Last week we saw that the process of the new
WebApi we created suddenly stopped at random times. Strangely there was no exception; no logging and the Docker container was still reported as healthy.
Eventually, we fixed the problem, but it took us several days, and we could not find much on the internet, so let me share what we found so you can fix it without spending days searching.
We created a service running in a Docker container on Azure Kubernetes Services (AKS). The service has a timer that triggers every several minutes. For storing the data, we use Azure SQL database. The service uses Entity Framework core version 3.1.4 and runs on net core 3.1. Performance is critical for running this process; we use async queries to get the data from the database.
The first days the service runs more or less as expected, we didn’t notice any strange behavior, which was incorrect because it already showed problems, but we did not recognize them.
We added lots of unit testing to make sure all the components are running well. We even implement SpecFlow tests to tets the complete process. Running the process in de debugger shows no exceptions of any kind. But when we deploy the container to AKS, we see the process triggered by the timer crashes after several runs. There is no exception and no logging in
Application Insights. At first sight this looks like memory problems where the thread just disappeared.
We again run the
WebApi within our visual studio debugger to see if we can reproduce the problem. The process runs fine for several hours. It looks like the memory increases during the process, and the Garbage Collector does not clean the memory enough. So we force the memory to clean calling
This has a positive influence on the memory use, so we expect our model has a memory leak. To make sure we deploy this version to the acceptance slot on the AKS cluster. First, the service runs fine, but after a few hours, the process stops again without logging or exceptions.
Next, we connected a memory profiler to see memory usage, and we increased the number of times the process is triggered. It now runs every 30 seconds; we see the garbage collector clean the memory as you should expect.
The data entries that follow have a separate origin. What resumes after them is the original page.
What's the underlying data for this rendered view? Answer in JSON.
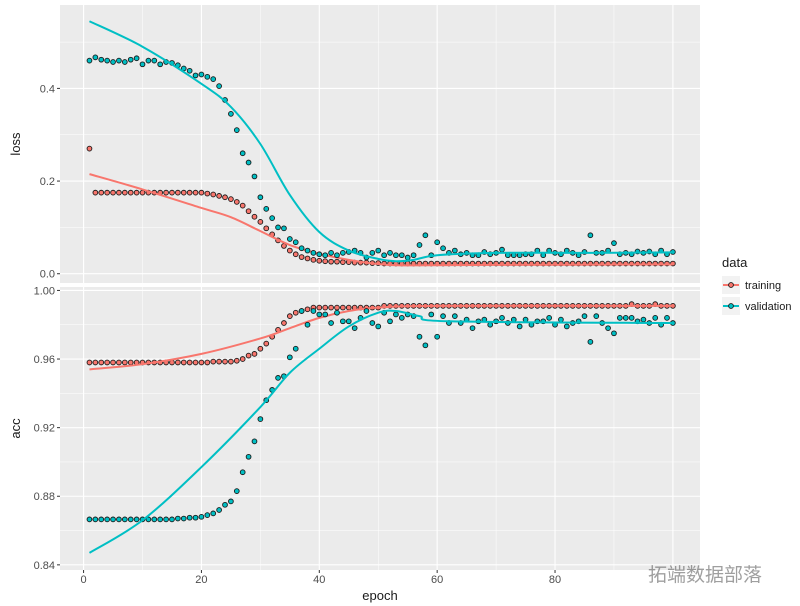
{
  "chart_data": [
    {
      "type": "scatter",
      "panel": "loss",
      "ylabel": "loss",
      "xlabel": "epoch",
      "xlim": [
        -4,
        104.6
      ],
      "ylim": [
        -0.02,
        0.58
      ],
      "x_ticks": [
        0,
        20,
        40,
        60,
        80
      ],
      "y_ticks": [
        0.0,
        0.2,
        0.4
      ],
      "y_tick_labels": [
        "0.0",
        "0.2",
        "0.4"
      ],
      "grid": true,
      "series": [
        {
          "name": "training",
          "color": "#F8766D",
          "values": [
            0.27,
            0.175,
            0.175,
            0.175,
            0.175,
            0.175,
            0.175,
            0.175,
            0.175,
            0.175,
            0.175,
            0.175,
            0.175,
            0.175,
            0.175,
            0.175,
            0.175,
            0.175,
            0.175,
            0.175,
            0.173,
            0.171,
            0.168,
            0.165,
            0.161,
            0.155,
            0.147,
            0.135,
            0.123,
            0.112,
            0.098,
            0.085,
            0.072,
            0.06,
            0.05,
            0.042,
            0.036,
            0.033,
            0.03,
            0.028,
            0.027,
            0.026,
            0.026,
            0.025,
            0.025,
            0.024,
            0.024,
            0.024,
            0.023,
            0.023,
            0.022,
            0.022,
            0.022,
            0.022,
            0.022,
            0.022,
            0.022,
            0.022,
            0.022,
            0.022,
            0.022,
            0.022,
            0.022,
            0.022,
            0.022,
            0.022,
            0.022,
            0.022,
            0.022,
            0.022,
            0.022,
            0.022,
            0.022,
            0.022,
            0.022,
            0.022,
            0.022,
            0.022,
            0.022,
            0.022,
            0.022,
            0.022,
            0.022,
            0.022,
            0.022,
            0.022,
            0.022,
            0.022,
            0.022,
            0.022,
            0.022,
            0.022,
            0.022,
            0.022,
            0.022,
            0.022,
            0.022,
            0.022,
            0.022,
            0.022
          ],
          "smooth": [
            [
              1,
              0.215
            ],
            [
              10,
              0.182
            ],
            [
              20,
              0.142
            ],
            [
              25,
              0.122
            ],
            [
              30,
              0.092
            ],
            [
              35,
              0.062
            ],
            [
              40,
              0.043
            ],
            [
              45,
              0.03
            ],
            [
              50,
              0.021
            ],
            [
              55,
              0.018
            ],
            [
              70,
              0.019
            ],
            [
              100,
              0.02
            ]
          ]
        },
        {
          "name": "validation",
          "color": "#00BFC4",
          "values": [
            0.46,
            0.467,
            0.462,
            0.46,
            0.457,
            0.46,
            0.457,
            0.462,
            0.465,
            0.452,
            0.46,
            0.46,
            0.452,
            0.457,
            0.455,
            0.45,
            0.443,
            0.438,
            0.428,
            0.43,
            0.425,
            0.42,
            0.405,
            0.375,
            0.345,
            0.31,
            0.26,
            0.24,
            0.21,
            0.165,
            0.14,
            0.12,
            0.1,
            0.098,
            0.075,
            0.068,
            0.055,
            0.05,
            0.045,
            0.042,
            0.04,
            0.045,
            0.04,
            0.045,
            0.047,
            0.05,
            0.045,
            0.035,
            0.045,
            0.05,
            0.04,
            0.045,
            0.04,
            0.04,
            0.035,
            0.04,
            0.062,
            0.083,
            0.04,
            0.068,
            0.055,
            0.045,
            0.05,
            0.042,
            0.045,
            0.04,
            0.04,
            0.047,
            0.042,
            0.045,
            0.052,
            0.04,
            0.04,
            0.04,
            0.042,
            0.042,
            0.05,
            0.04,
            0.05,
            0.045,
            0.042,
            0.05,
            0.045,
            0.04,
            0.047,
            0.083,
            0.045,
            0.045,
            0.05,
            0.066,
            0.042,
            0.045,
            0.042,
            0.048,
            0.045,
            0.048,
            0.042,
            0.05,
            0.042,
            0.047
          ],
          "smooth": [
            [
              1,
              0.545
            ],
            [
              10,
              0.49
            ],
            [
              20,
              0.41
            ],
            [
              25,
              0.36
            ],
            [
              30,
              0.28
            ],
            [
              35,
              0.17
            ],
            [
              40,
              0.09
            ],
            [
              45,
              0.05
            ],
            [
              50,
              0.032
            ],
            [
              53,
              0.027
            ],
            [
              56,
              0.03
            ],
            [
              60,
              0.04
            ],
            [
              70,
              0.045
            ],
            [
              85,
              0.045
            ],
            [
              100,
              0.046
            ]
          ]
        }
      ]
    },
    {
      "type": "scatter",
      "panel": "acc",
      "ylabel": "acc",
      "xlabel": "epoch",
      "xlim": [
        -4,
        104.6
      ],
      "ylim": [
        0.837,
        1.002
      ],
      "x_ticks": [
        0,
        20,
        40,
        60,
        80
      ],
      "y_ticks": [
        0.84,
        0.88,
        0.92,
        0.96,
        1.0
      ],
      "y_tick_labels": [
        "0.84",
        "0.88",
        "0.92",
        "0.96",
        "1.00"
      ],
      "grid": true,
      "series": [
        {
          "name": "training",
          "color": "#F8766D",
          "values": [
            0.958,
            0.958,
            0.958,
            0.958,
            0.958,
            0.958,
            0.958,
            0.958,
            0.958,
            0.958,
            0.958,
            0.958,
            0.958,
            0.958,
            0.958,
            0.958,
            0.958,
            0.958,
            0.958,
            0.958,
            0.958,
            0.9585,
            0.9585,
            0.9585,
            0.9585,
            0.959,
            0.96,
            0.962,
            0.963,
            0.966,
            0.969,
            0.973,
            0.977,
            0.981,
            0.985,
            0.987,
            0.988,
            0.989,
            0.99,
            0.99,
            0.99,
            0.99,
            0.99,
            0.99,
            0.99,
            0.99,
            0.99,
            0.99,
            0.99,
            0.99,
            0.991,
            0.991,
            0.991,
            0.991,
            0.991,
            0.991,
            0.991,
            0.991,
            0.991,
            0.991,
            0.991,
            0.991,
            0.991,
            0.991,
            0.991,
            0.991,
            0.991,
            0.991,
            0.991,
            0.991,
            0.991,
            0.991,
            0.991,
            0.991,
            0.991,
            0.991,
            0.991,
            0.991,
            0.991,
            0.991,
            0.991,
            0.991,
            0.991,
            0.991,
            0.991,
            0.991,
            0.991,
            0.991,
            0.991,
            0.991,
            0.991,
            0.991,
            0.992,
            0.991,
            0.991,
            0.991,
            0.992,
            0.991,
            0.991,
            0.991
          ],
          "smooth": [
            [
              1,
              0.954
            ],
            [
              10,
              0.957
            ],
            [
              20,
              0.963
            ],
            [
              30,
              0.972
            ],
            [
              35,
              0.978
            ],
            [
              40,
              0.984
            ],
            [
              45,
              0.988
            ],
            [
              50,
              0.99
            ],
            [
              60,
              0.991
            ],
            [
              100,
              0.991
            ]
          ]
        },
        {
          "name": "validation",
          "color": "#00BFC4",
          "values": [
            0.8665,
            0.8665,
            0.8665,
            0.8665,
            0.8665,
            0.8665,
            0.8665,
            0.8665,
            0.8665,
            0.8665,
            0.8665,
            0.8665,
            0.8665,
            0.8665,
            0.8665,
            0.867,
            0.867,
            0.8675,
            0.8675,
            0.868,
            0.869,
            0.87,
            0.872,
            0.875,
            0.877,
            0.883,
            0.894,
            0.903,
            0.912,
            0.925,
            0.936,
            0.942,
            0.949,
            0.95,
            0.961,
            0.966,
            0.988,
            0.98,
            0.988,
            0.986,
            0.986,
            0.981,
            0.987,
            0.982,
            0.982,
            0.978,
            0.984,
            0.988,
            0.981,
            0.979,
            0.987,
            0.982,
            0.986,
            0.984,
            0.986,
            0.985,
            0.973,
            0.968,
            0.986,
            0.973,
            0.985,
            0.981,
            0.985,
            0.981,
            0.983,
            0.978,
            0.982,
            0.983,
            0.98,
            0.982,
            0.984,
            0.981,
            0.983,
            0.979,
            0.983,
            0.98,
            0.982,
            0.982,
            0.984,
            0.98,
            0.983,
            0.979,
            0.981,
            0.982,
            0.985,
            0.97,
            0.985,
            0.981,
            0.978,
            0.975,
            0.984,
            0.984,
            0.984,
            0.982,
            0.983,
            0.981,
            0.984,
            0.98,
            0.984,
            0.981
          ],
          "smooth": [
            [
              1,
              0.847
            ],
            [
              10,
              0.866
            ],
            [
              20,
              0.897
            ],
            [
              30,
              0.932
            ],
            [
              35,
              0.952
            ],
            [
              40,
              0.966
            ],
            [
              45,
              0.979
            ],
            [
              50,
              0.987
            ],
            [
              53,
              0.988
            ],
            [
              57,
              0.985
            ],
            [
              62,
              0.982
            ],
            [
              100,
              0.981
            ]
          ]
        }
      ]
    }
  ],
  "x_tick_labels": [
    "0",
    "20",
    "40",
    "60",
    "80"
  ],
  "xlabel": "epoch",
  "legend": {
    "title": "data",
    "position": "right",
    "items": [
      "training",
      "validation"
    ]
  },
  "panel_background": "#EBEBEB",
  "point_outline": "#1a1a1a",
  "watermark": "拓端数据部落"
}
But no matter how long we leave the process running, it does not seem to crash. To see if we can find a pattern, we added as much logging as possible to the process and redeploy it to AKS. Within several minutes the process is gone again, and the logging shows where it stopped. After three runs, we jump the conclusion; it got stuck in the final step of the process. Here it calls a library to update or insert data in the database.
We eliminate the last step and redeploy the service again. Again the process runs fine for several hours but then stops again, but now in the step before the step, we just eliminated.
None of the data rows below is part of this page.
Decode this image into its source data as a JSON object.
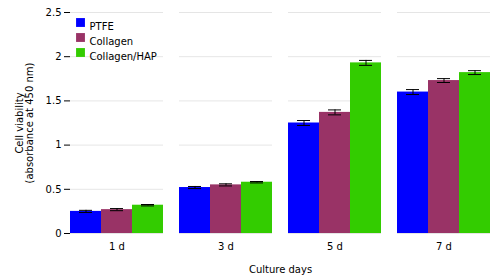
{
  "chart_data": {
    "type": "bar",
    "categories": [
      "1 d",
      "3 d",
      "5 d",
      "7 d"
    ],
    "series": [
      {
        "name": "PTFE",
        "color": "#0000FF",
        "values": [
          0.25,
          0.52,
          1.25,
          1.6
        ],
        "errors": [
          0.012,
          0.012,
          0.028,
          0.028
        ]
      },
      {
        "name": "Collagen",
        "color": "#993366",
        "values": [
          0.27,
          0.55,
          1.37,
          1.73
        ],
        "errors": [
          0.012,
          0.012,
          0.028,
          0.022
        ]
      },
      {
        "name": "Collagen/HAP",
        "color": "#33CC00",
        "values": [
          0.32,
          0.58,
          1.93,
          1.82
        ],
        "errors": [
          0.008,
          0.008,
          0.028,
          0.022
        ]
      }
    ],
    "xlabel": "Culture days",
    "ylabel": "Cell viability\n(absorbance at 450 nm)",
    "ylim": [
      0,
      2.5
    ],
    "yticks": [
      0,
      0.5,
      1,
      1.5,
      2,
      2.5
    ],
    "grid": true,
    "legend": "upper left"
  }
}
So this got us thinking what is the big difference between our debugger, which seems to work just fine, and the version running on AKS. We concluded it seems far fetched, but it is the Docker container. So we added orchestration support to the solution and used visual studio to debug the container. After a few minutes, the process was gone, so it seems to stop only in a Docker container, the question remains why. There was no exception, and pausing the code showed us nothing, again it was it the last step calling the library.
So we started the process again, this time it took a little longer to fail. So when we thought it was gone, we paused our code. This time it shows our EF query is waiting for a lock on the database. This seems strange because this is the only process running on the database.
After searching for a solution to solve this problem, we ran into this thread
At first it seems to have nothing to do with our problem but at the bottom is a comment about locks in EF core. This looks like the problem we have, the solution seems to update the
Microsoft.Data.SqlClient NuGet package.
This seems like a strange thing because we already checked if we needed to update the packages. According to the NuGet package manager there were no updates available. So we check our solution again, but no updates needed.
EF core runs on the latest version available, but when you collapse the packages to see the sub-packages you see it uses an old version 1.0.19 of the
We used the NuGet package manager to find the latest version (1.1.3) of the
Microsoft.Data.SqlClient and installed the update. We deployed the new version and now it is running just fine.
Looking at the release notes for the
Microsoft.Data.SqlClient we notice that version 1.1.1 has a fix for async queries that get locked.
So we learned that, while we thought we do not need to run the service in a container locally because it should not make a difference, we were wrong. We also learned you need to check the dependencies of packages manually to prevent these issues from happening.